Gerade aufgrund seiner weitgehenden Besetzung mit Amateur-Darstellern bietet Hinkelmann eine wirklich erstaunliche Authentizität. Und er erzählt mit seinem vollkommen unabhängig finanzierten Film eine ungewöhnlich kulturell durchmixte Story. Zwar handelt Malak (auch) vom Islam – von der Zerstörungs-, aber auch Vereinigungskraft der Religion – doch mit hauptsächlich schwarzen Darstellern kennt man das aus deutschen Produktionen tatsächlich nicht.
Hinkelmann, der vor Jahren selbst zum Islam konvertierte, ging es darum, Figuren abseits von Stigmatisierungen zu zeigen. Das gelingt ihm allerdings nur bedingt. Denn wo er selbst sagt, dass Schwarze in der Regel nur in klischierten Rollen (bspw. als Drogendealer) zu sehen sind, sind sie hier halt keine Drogendealer, sondern Spieler, Räuber, Mörder und Vergewaltiger.

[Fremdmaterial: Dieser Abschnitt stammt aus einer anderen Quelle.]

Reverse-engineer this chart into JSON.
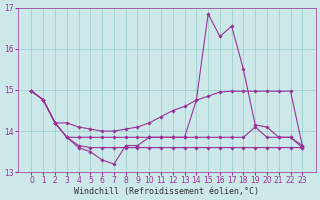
{
  "xlabel": "Windchill (Refroidissement éolien,°C)",
  "background_color": "#cce8e8",
  "grid_color": "#99cccc",
  "line_color": "#993399",
  "x": [
    0,
    1,
    2,
    3,
    4,
    5,
    6,
    7,
    8,
    9,
    10,
    11,
    12,
    13,
    14,
    15,
    16,
    17,
    18,
    19,
    20,
    21,
    22,
    23
  ],
  "line1": [
    14.97,
    14.76,
    14.2,
    13.85,
    13.6,
    13.5,
    13.3,
    13.2,
    13.65,
    13.65,
    13.85,
    13.85,
    13.85,
    13.85,
    14.75,
    16.85,
    16.3,
    16.55,
    15.5,
    14.15,
    14.1,
    13.85,
    13.85,
    13.6
  ],
  "line2": [
    14.97,
    14.76,
    14.2,
    14.2,
    14.1,
    14.05,
    14.0,
    14.0,
    14.05,
    14.1,
    14.2,
    14.35,
    14.5,
    14.6,
    14.75,
    14.85,
    14.95,
    14.97,
    14.97,
    14.97,
    14.97,
    14.97,
    14.97,
    13.65
  ],
  "line3": [
    14.97,
    14.76,
    14.2,
    13.85,
    13.85,
    13.85,
    13.85,
    13.85,
    13.85,
    13.85,
    13.85,
    13.85,
    13.85,
    13.85,
    13.85,
    13.85,
    13.85,
    13.85,
    13.85,
    14.1,
    13.85,
    13.85,
    13.85,
    13.65
  ],
  "line4": [
    14.97,
    14.76,
    14.2,
    13.85,
    13.65,
    13.6,
    13.6,
    13.6,
    13.6,
    13.6,
    13.6,
    13.6,
    13.6,
    13.6,
    13.6,
    13.6,
    13.6,
    13.6,
    13.6,
    13.6,
    13.6,
    13.6,
    13.6,
    13.6
  ],
  "ylim": [
    13.0,
    17.0
  ],
  "yticks": [
    13,
    14,
    15,
    16,
    17
  ],
  "xticks": [
    0,
    1,
    2,
    3,
    4,
    5,
    6,
    7,
    8,
    9,
    10,
    11,
    12,
    13,
    14,
    15,
    16,
    17,
    18,
    19,
    20,
    21,
    22,
    23
  ],
  "tick_fontsize": 5.5,
  "xlabel_fontsize": 6.0,
  "lw": 0.8,
  "ms": 1.8
}
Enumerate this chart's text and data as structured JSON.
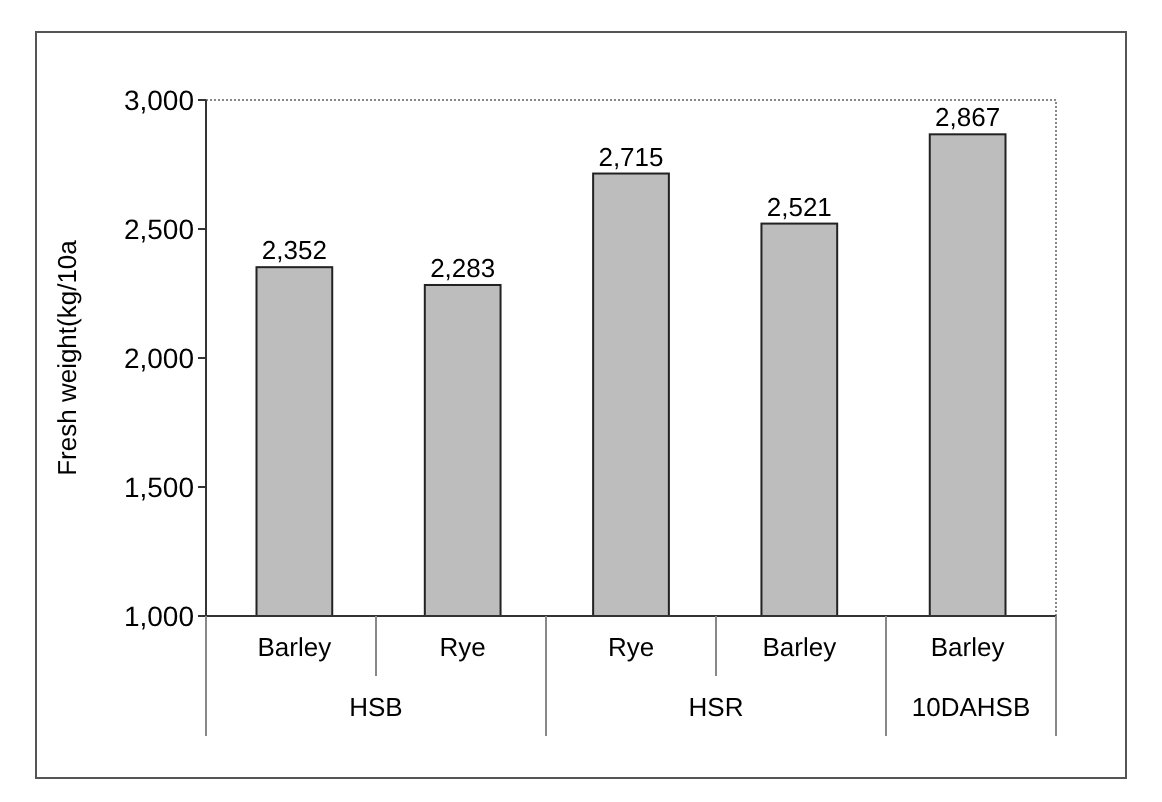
{
  "chart_data": {
    "type": "bar",
    "ylabel": "Fresh weight(kg/10a",
    "categories": [
      "Barley",
      "Rye",
      "Rye",
      "Barley",
      "Barley"
    ],
    "values": [
      2352,
      2283,
      2715,
      2521,
      2867
    ],
    "value_labels": [
      "2,352",
      "2,283",
      "2,715",
      "2,521",
      "2,867"
    ],
    "color": "#bdbdbd",
    "ylim": [
      1000,
      3000
    ],
    "yticks": [
      {
        "value": 1000,
        "label": "1,000"
      },
      {
        "value": 1500,
        "label": "1,500"
      },
      {
        "value": 2000,
        "label": "2,000"
      },
      {
        "value": 2500,
        "label": "2,500"
      },
      {
        "value": 3000,
        "label": "3,000"
      }
    ],
    "annotations": [
      "HSB",
      "HSR",
      "10DAHSB"
    ],
    "grid": false
  }
}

m Dienste der Geschichte macht das durchaus Sinn, aber die Stärke von Malak ist auch nicht zwingend das Rollenbild seiner Figuren, sondern die stark erzählte Familiengeschichte. Während Kazims Vater Baba zunächst als Tyrann inszeniert wird, sorgt ein bestimmtes und traumatisches Ereignis für einen Wandel. Lewis Lovely Asamoah macht das in der ersten halben Stunde sehr gut und in der zweiten Hälfte gar hervorragend.
In Bunga Lopez hat Hinkelmann zudem einen Jungdarsteller gefunden, dessen müder Blick widerspiegelt, welche Pein auf seiner Seele liegt und welche Erschütterung seine Familie erlebt hat. Dass er, der als Junge so vernünftig war und dem aggressiven Vater gerne Widerworte gegeben hätte, es am Ende ist, der in eine Spirale der Gewalt rutscht, ist sicher vorhersehbar. Aber es ist eben auch spannend und voller emotionaler Dynamik.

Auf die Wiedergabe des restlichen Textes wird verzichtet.